Lowes-Rona : Rien ne va plus
Par Daniel Calvé
Le sujet a défrayé les manchettes économiques ces dernières semaines, et il fait toujours couler beaucoup d’encre.
Importantes délocalisations (lire, mises à pied) d’employés de Boucherville au profit du siège social de Lowe’s aux États-Unis, mise à la « retraite » du PDG Canadien de Lowe’s, l’équipe originale de la haute direction décimée, une entreprise en débandade qui franchement, après l’acquisition de Rona, n’a jamais vraiment réussi l’intégration de la bannière dans son giron. Plusieurs marchands de chez nous sont mécontents, et une multitude d’employés sont inquiets, car tous ressentent les effets néfastes d’une vision corporative en perdition.
Déconnecté du Québec… ou simplement des affaires ?
À ceux qui croient que les contreperformances commerciales de Lowe’s et de ses bannières sont seulement l’histoire d’un géant américain qui n’a pas compris le marché québécois, détrompez-vous, car rien n’est moins vrai – il s’agit ici d’une combinaison de plusieurs facteurs incluant une offre de service inadapté flanqué d’une exécution complexe et pas toujours efficace.
À preuve et à titre de comparable, l’Américaine de la rénovation Home Dépôt, fracasse des records de ventes et a vu ses profits augmenter année après année. Et que dire, toujours dans le secteur de la vente au détail, des performances olympiennes du géant américain Costco ?
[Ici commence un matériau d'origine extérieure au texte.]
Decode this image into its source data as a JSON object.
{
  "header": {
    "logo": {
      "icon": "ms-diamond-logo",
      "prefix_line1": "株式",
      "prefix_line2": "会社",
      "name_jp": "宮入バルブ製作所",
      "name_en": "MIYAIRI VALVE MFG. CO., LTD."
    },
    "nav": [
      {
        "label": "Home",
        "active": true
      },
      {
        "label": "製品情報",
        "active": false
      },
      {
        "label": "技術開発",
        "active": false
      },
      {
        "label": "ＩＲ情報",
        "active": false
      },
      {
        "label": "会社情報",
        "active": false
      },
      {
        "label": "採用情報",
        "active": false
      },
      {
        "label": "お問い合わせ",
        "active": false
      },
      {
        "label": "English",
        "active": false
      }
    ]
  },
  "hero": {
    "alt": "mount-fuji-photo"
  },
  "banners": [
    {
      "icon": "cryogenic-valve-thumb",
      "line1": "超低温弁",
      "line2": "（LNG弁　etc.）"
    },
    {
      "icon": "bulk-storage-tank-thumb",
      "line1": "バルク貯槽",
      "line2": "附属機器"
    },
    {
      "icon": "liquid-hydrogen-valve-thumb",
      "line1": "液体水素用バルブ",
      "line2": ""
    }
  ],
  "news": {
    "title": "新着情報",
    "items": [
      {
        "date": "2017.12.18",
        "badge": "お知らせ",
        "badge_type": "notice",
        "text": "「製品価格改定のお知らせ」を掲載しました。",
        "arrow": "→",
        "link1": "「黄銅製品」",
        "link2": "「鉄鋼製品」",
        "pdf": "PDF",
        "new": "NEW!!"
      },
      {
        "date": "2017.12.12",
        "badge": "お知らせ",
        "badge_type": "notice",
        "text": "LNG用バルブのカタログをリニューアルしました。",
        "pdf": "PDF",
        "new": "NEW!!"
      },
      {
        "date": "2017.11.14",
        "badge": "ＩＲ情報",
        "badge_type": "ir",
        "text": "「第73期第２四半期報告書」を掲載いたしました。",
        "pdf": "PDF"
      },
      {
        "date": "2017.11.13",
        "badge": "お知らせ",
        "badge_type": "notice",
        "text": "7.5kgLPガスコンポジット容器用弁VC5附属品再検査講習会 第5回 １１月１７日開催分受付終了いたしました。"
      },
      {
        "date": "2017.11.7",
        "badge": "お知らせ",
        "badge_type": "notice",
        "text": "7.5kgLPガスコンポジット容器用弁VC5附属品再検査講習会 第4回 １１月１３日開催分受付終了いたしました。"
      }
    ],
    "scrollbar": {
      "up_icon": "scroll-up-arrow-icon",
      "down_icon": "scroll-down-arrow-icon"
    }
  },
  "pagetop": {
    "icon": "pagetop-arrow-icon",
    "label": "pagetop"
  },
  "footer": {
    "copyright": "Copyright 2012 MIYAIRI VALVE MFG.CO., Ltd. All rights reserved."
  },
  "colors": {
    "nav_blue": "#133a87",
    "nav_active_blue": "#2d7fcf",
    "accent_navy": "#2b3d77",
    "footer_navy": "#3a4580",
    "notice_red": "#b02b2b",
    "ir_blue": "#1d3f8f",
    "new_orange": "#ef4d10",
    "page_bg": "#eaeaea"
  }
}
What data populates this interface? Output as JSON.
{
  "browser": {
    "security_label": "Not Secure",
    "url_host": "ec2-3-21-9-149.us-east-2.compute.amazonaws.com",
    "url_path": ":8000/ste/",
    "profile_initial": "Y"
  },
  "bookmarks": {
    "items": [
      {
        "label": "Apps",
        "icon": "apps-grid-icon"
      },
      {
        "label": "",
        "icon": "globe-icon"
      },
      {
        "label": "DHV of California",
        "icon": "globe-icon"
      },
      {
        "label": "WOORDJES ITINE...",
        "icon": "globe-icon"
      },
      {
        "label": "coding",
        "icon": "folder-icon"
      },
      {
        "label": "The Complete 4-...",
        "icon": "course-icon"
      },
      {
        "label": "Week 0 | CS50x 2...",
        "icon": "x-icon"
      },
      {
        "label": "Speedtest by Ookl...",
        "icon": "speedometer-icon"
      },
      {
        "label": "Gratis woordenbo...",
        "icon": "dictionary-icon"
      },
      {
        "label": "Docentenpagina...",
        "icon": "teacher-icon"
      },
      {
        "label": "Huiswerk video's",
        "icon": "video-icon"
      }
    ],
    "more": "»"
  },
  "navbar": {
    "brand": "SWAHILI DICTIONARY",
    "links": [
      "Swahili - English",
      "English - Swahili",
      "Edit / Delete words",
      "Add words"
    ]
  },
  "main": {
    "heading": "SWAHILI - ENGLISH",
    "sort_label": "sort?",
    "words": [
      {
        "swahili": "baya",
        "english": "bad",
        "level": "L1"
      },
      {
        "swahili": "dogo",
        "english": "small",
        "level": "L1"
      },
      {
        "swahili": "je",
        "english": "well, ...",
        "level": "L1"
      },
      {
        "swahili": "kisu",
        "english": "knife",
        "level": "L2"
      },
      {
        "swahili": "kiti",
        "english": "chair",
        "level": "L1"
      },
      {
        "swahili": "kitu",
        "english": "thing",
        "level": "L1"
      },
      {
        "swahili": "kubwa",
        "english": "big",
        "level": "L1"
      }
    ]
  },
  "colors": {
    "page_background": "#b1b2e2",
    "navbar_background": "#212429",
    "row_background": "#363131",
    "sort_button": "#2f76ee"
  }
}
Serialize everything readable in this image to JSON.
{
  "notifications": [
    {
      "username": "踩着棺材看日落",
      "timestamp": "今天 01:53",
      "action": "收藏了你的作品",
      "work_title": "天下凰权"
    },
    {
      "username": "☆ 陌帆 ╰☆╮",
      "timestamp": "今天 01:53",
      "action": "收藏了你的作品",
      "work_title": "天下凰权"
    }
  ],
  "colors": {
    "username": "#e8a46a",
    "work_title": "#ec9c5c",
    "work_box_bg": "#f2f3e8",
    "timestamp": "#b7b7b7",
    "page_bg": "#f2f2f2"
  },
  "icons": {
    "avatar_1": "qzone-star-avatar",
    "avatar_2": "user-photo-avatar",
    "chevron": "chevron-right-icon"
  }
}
Je ne vais même pas vous parler de Walmart ni de McDonalds, leaders mondiaux qui, nonobstant nos préférences et nos valeurs, frappent dans le mile sur le plan commercial, peu importe le pays dans lesquels ils s’implantent. L’adaptation est cruciale, certes, mais ultimement c’est une question de gestion et de recette d’affaires, et non de pays d’origine – un champion de sa discipline reste champion de sa discipline, qu’il opère ici ou ailleurs dans le monde.
Une structure opérationnelle éminemment complexe
Voilà une des principales raisons qui explique les déboires de Lowe’s au Canada, et spécialement au Québec. Trop de marques de commerce (Lowe’s, Rona, Réno-Dépôt, Ace, etc), trop de déclinaisons (Entrepôt, cour à bois, quincaillier, etc.) trop de superficies variées (Des mégacentres au petits magasins de quartier), trop de différences entre la réalité des franchisés qui veulent desservir leur localité et les établissements corporatifs qui appliquent une politique nationale, trop de produits mésadaptés, trop trop trop.
En clair, ça devient un enfer à opérer et comme j’aime le dire, la complexité sera toujours l’ennemi de l’exécution. Ce n’est donc pas le fruit du hasard si les Canac, BMR, Patrick Morin et cie gagnent du terrain : leur offre est simple et il donne le service, notamment aux entrepreneurs en construction, un important segment de marché, malmené dans la stratégie de Lowe’s.
Pourtant, ledit segment en est un majeur qui avait fait le succès et l’envieuse réputation des centres de matériaux Marcil, qui rappelons-nous, étaient LA référence dans le domaine avant son rachat, justement par Rona. Les employés et les commerçants opérateurs : les premiers dont on devrait se préoccuper.
Je respecte le premier ministre dans son « invitation à acheter québécois », déclaration qu’il a faite lorsqu’il a été invité à se prononcer sur la présente affaire impliquant les licenciements chez Lowe’s – mais il est important de nuancer.
Lorsque je vais acheter de la peinture chez Rona (l’ancien Marcil), des outils chez la famille Dagenais, que j’achète à Saint-Sauveur, à Saint-Jérôme ou ailleurs, j’encourage quand même un marchand d’ici qui au final fait travailler du monde d’ici – il ne faut pas tout mettre dans le même panier et penser aux employés qui ne sont que les victimes collatérales d’une transaction qui assurément, aurait dû être différemment gérée – nous suivrons pour vous le dossier.